- Born: Adel Alıssa September 12, 1980 Al-Rabia Sub-district, Latakia, Syria
- Occupation: Singer

= Adil Şan =

Syrian and Turkish singer and poet (born 1980)

Adil Şan (born September 12, 1980) is a Syrian and Turkish singer and poet. He represented Syria in the Turkvision Song Contest 2015 in Istanbul, Turkey, with the song "Geliş", where he was placed 5th with 165 points. Şan's song has since gained popularity after being used in the Turkish soap opera "Diriliş: Ertuğrul".

==Early life and career==
Şan was born "Adel Alıssa" in the Turkmen Mountains in Syria. His father is a Syrian Turkmen from the countryside of Aleppo and his mother is of Turkish origin from Gaziantep. He did not attend school, however, he was self-taught in the Turkish language.
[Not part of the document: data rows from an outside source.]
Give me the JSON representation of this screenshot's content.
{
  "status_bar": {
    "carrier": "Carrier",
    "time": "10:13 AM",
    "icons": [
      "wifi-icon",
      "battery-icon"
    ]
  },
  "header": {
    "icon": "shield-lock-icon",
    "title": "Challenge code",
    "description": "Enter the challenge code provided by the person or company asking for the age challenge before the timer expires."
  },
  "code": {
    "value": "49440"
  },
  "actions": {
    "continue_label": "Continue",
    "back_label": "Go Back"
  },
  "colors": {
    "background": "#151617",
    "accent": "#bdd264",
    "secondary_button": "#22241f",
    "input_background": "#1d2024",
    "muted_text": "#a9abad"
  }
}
In 2003 he launched his first Turkish folk album entitled "Çobanbey Elleri". Soon after establishing his music career, he moved to Turkey and married his wife on September 12, 2006. He obtained Turkish citizenship and changed his surname to "Şan". By 2013 he launched his second album "Hattuç". He was Syria's first representative in the Turkvision Song Contest in Istanbul, Turkey, in 2015. In the same year he also published a book on Syrian Turkmen culture. His third album "Dilimiz" was launched in 2016.

==Personal life==
He is married and has one son named Oğuzhan.